Malaysian Oleochemical Manufacturers Group president Tan Kean Hua said, since 2010, major oleochemical manufacturers have upgraded their fatty acids and fatty alcohol throughput to leverage on economies of scale.
"To date, our members are churning out 2.8 million tonnes," he said at the sidelines of Oils & Fats International Congress 2014, here, recently.
Following Turkey-based Evyap Sabun's RM500 million investment in a 400,000 tonne-a-year oleochemical plant in Johor, Malaysia now has 19 oleochemical companies. They produce basic oleochemicals such as fatty acids, fatty alcohols, esters and refined glycerine.
Specialty chemical manufacturers, higher up the value chain, process these basic oleochemicals further and formulate them into toothpaste, soap, dishwashing liquid, laundry detergent, industrial lubricants and even food emulsifiers.

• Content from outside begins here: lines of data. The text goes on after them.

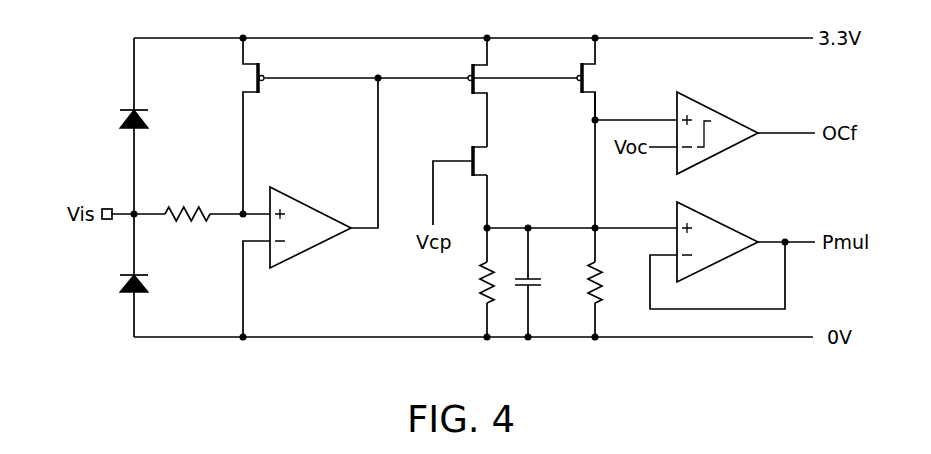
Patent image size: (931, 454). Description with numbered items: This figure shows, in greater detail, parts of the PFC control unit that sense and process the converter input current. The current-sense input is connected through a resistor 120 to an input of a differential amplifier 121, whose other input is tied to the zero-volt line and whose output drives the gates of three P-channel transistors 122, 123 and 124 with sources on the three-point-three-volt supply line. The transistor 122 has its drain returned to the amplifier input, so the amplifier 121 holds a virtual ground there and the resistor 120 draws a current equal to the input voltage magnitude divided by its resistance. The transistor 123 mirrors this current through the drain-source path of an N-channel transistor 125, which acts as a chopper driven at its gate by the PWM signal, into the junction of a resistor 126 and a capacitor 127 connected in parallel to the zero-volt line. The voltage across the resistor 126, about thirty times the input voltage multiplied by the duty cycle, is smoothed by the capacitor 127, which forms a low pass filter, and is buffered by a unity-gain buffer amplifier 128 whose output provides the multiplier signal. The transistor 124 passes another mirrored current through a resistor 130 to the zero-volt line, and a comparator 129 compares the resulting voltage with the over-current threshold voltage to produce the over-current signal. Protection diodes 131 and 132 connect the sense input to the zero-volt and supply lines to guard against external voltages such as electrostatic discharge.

The resistor 120 is at (190, 205).
The differential amplifier 121 is at (308, 210).
The P-channel transistor 122 is at (241, 78).
The P-channel transistor 123 is at (490, 88).
The P-channel transistor 124 is at (600, 78).
The N-channel transistor 125 is at (490, 160).
The resistor 126 is at (478, 292).
The capacitor 127 is at (540, 279).
The unity-gain buffer amplifier 128 is at (722, 233).
The comparator 129 is at (722, 125).
The resistor 130 is at (589, 282).
The protection diode 131 is at (146, 276).
The protection diode 132 is at (150, 118).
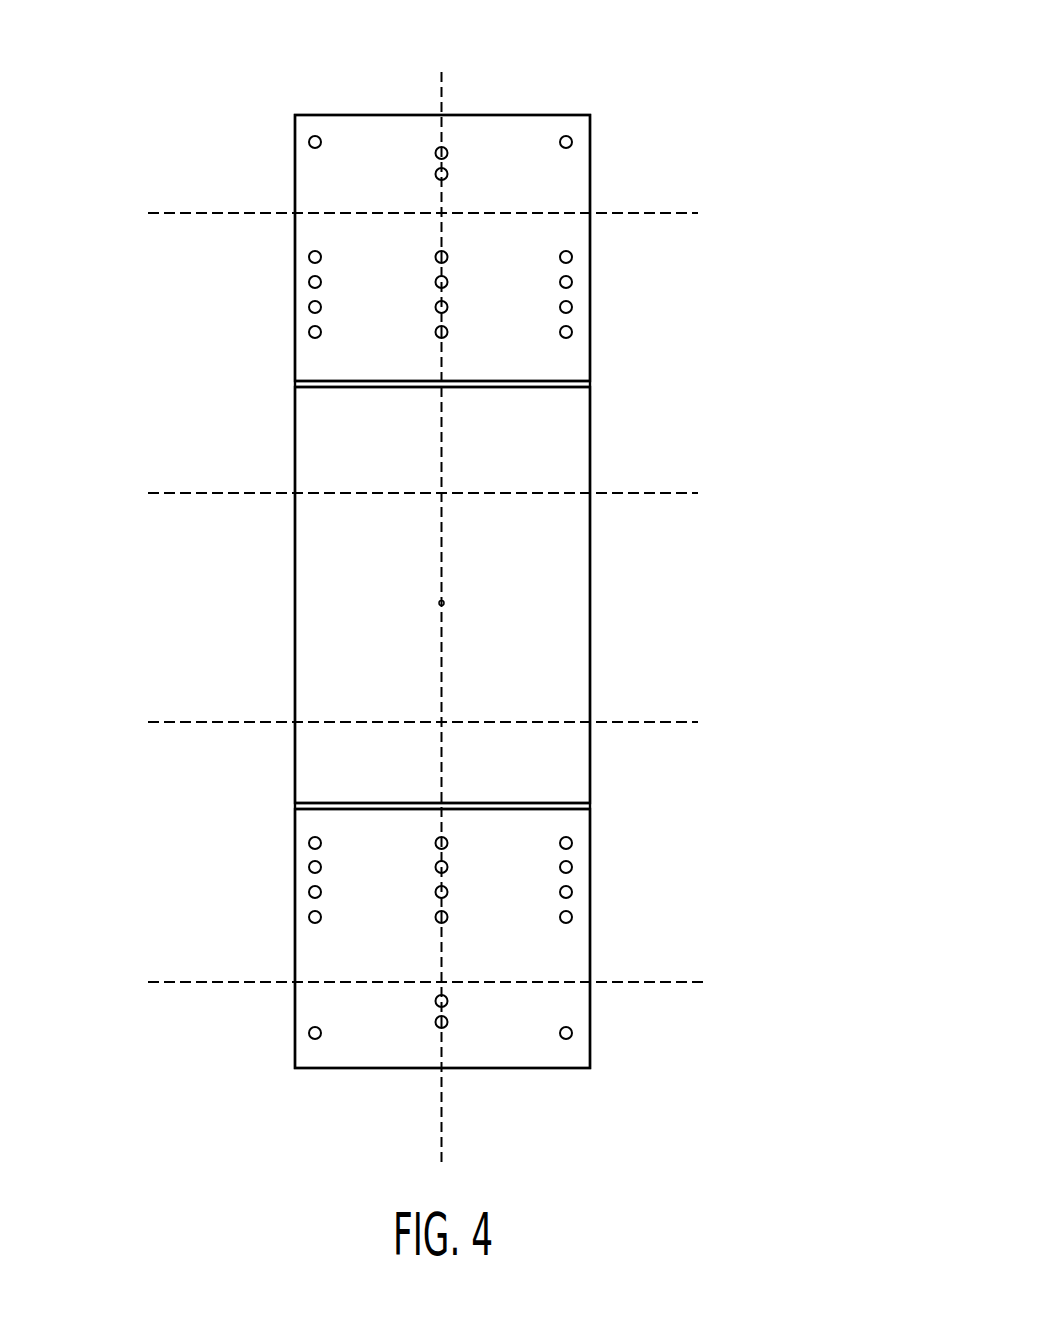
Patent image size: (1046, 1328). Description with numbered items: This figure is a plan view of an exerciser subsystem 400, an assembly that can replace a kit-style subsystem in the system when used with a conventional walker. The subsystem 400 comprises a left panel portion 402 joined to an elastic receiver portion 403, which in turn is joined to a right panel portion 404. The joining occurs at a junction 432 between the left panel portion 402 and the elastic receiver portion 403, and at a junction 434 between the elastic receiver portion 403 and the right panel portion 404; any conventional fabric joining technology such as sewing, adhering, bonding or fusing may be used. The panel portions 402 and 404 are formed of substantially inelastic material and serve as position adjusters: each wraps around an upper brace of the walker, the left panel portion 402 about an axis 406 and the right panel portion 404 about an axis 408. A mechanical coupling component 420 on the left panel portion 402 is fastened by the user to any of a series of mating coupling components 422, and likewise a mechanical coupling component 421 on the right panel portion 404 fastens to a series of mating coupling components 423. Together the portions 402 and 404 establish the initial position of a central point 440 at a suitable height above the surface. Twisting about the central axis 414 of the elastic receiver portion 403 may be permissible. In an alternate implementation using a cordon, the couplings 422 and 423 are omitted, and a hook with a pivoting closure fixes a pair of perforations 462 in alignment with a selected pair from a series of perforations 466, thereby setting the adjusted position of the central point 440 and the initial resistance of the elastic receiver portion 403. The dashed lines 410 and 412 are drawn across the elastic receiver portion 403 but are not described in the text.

The subsystem 400 is at (92, 70).
The left panel portion 402 is at (484, 114).
The elastic receiver portion 403 is at (591, 602).
The right panel portion 404 is at (496, 1069).
The axis 406 is at (662, 212).
The axis 408 is at (648, 981).
The second fold line 410 is at (648, 492).
The third fold line 412 is at (648, 721).
The central axis 414 is at (440, 88).
The mechanical coupling component 420 is at (294, 136).
The mechanical coupling component 421 is at (574, 139).
The mating coupling components 422 is at (270, 257).
The mating coupling components 423 is at (597, 257).
The junction 432 is at (580, 387).
The junction 434 is at (580, 803).
The central point 440 is at (446, 602).
The pair of perforations 462 is at (470, 175).
The series of perforations 466 is at (461, 250).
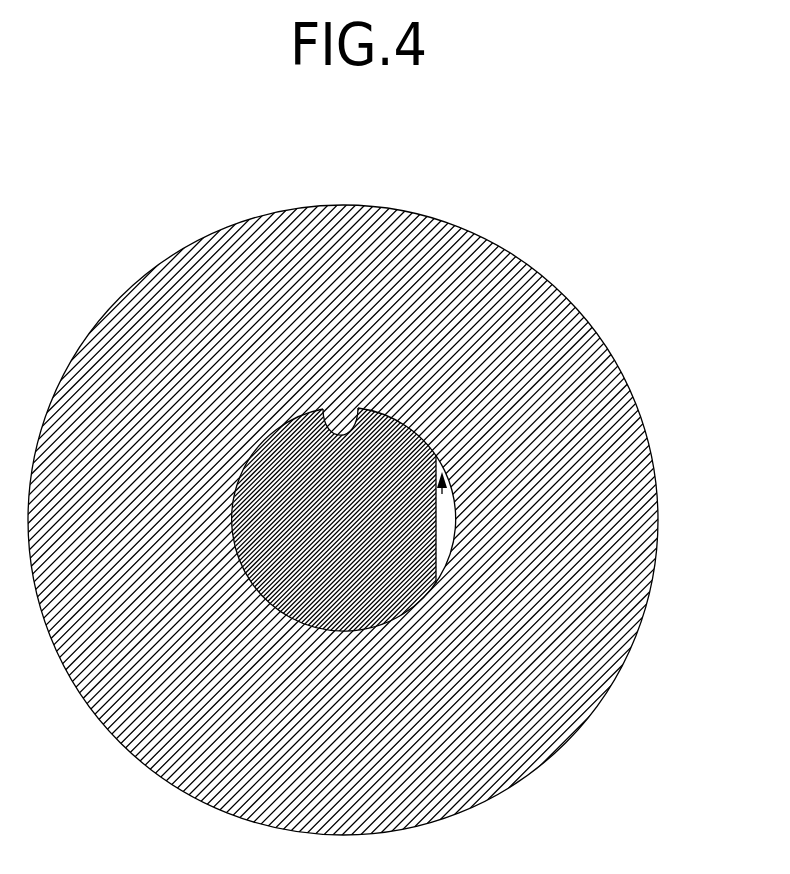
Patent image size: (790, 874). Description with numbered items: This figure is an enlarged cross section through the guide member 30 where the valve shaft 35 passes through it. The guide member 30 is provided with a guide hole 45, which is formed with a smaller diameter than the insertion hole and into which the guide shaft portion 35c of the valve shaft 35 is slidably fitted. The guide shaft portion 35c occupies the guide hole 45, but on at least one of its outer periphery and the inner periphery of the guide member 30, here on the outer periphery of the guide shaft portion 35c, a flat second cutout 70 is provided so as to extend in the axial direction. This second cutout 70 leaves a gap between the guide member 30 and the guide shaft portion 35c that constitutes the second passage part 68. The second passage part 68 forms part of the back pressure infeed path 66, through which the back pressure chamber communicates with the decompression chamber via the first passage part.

The guide member 30 is at (543, 298).
The valve shaft 35 is at (337, 646).
The guide shaft portion 35c is at (288, 600).
The guide hole 45 is at (357, 412).
The back pressure infeed path 66 is at (445, 490).
The second passage part 68 is at (445, 530).
The second cutout 70 is at (437, 552).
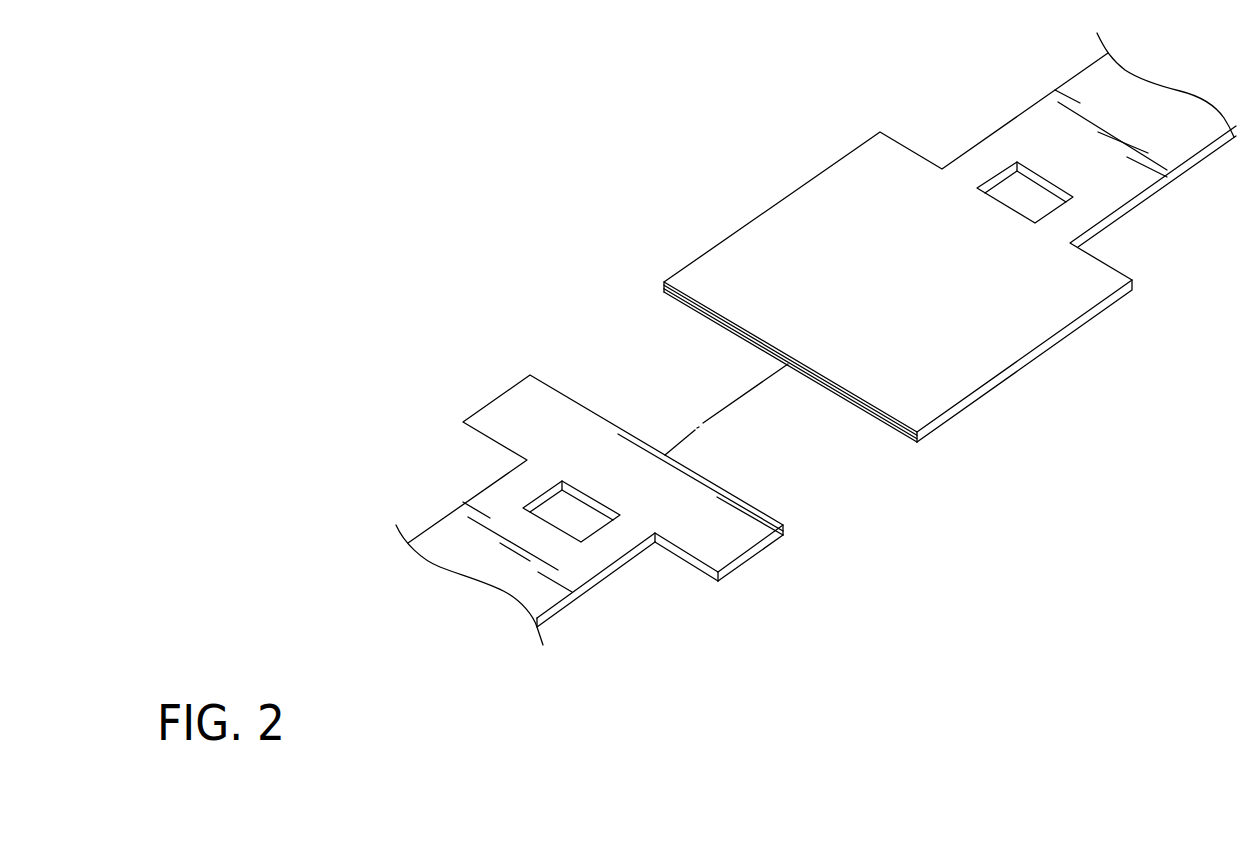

Since January 2013, the restructuring of the crude palm oil (CPO) tax to match that of Indonesia has levelled the playing field with Indonesia and allowed Malaysia's palm oil exports to be more competitive.
"As long as the investing climate here is on equal footing with our neighbour, we're able to produce and ship out more from Malaysian shores," Tan said.
Malaysia has decided to lift the CPO tax for the four months between September and December, while the Indonesian government let the existing CPO tax structure run its course.
As palm oil prices is averaging below US$750 (RM2,512) a tonne, it is attracting zero duty in Indonesia.
"Since CPO price is currently trading below tax thresholds, the effect of lifting the CPO tax or letting it run its course is the same. Both Malaysia and Indonesia are not taxing CPO exports as long as they are trading below RM2,250 and US$750 a tonne, respectively," he said.
But what if the CPO price were to surpass the threshold levels of RM2,250 and US$750 per tonne?
Tan pursed his lips and tactfully replied, "as palm oil downstream investors, we urge the government to be very careful and mindful about maintaining a level playing field with that of Indonesia."
"All we ask for is for an equal chance to compete. Malaysia's tax gap between crude and refined palm oil must mirror that of Indonesia's. This is vital for the survival of Malaysia's billions of ringgit of palm oil downstream investments," he said.
According to the Malaysian Palm Oil Board, the country exported RM8.53 billion worth of oleochemicals in the first nine months of the year. "I think this year, we should be able to do 20 per cent more than last year's RM9.30 billion," he added.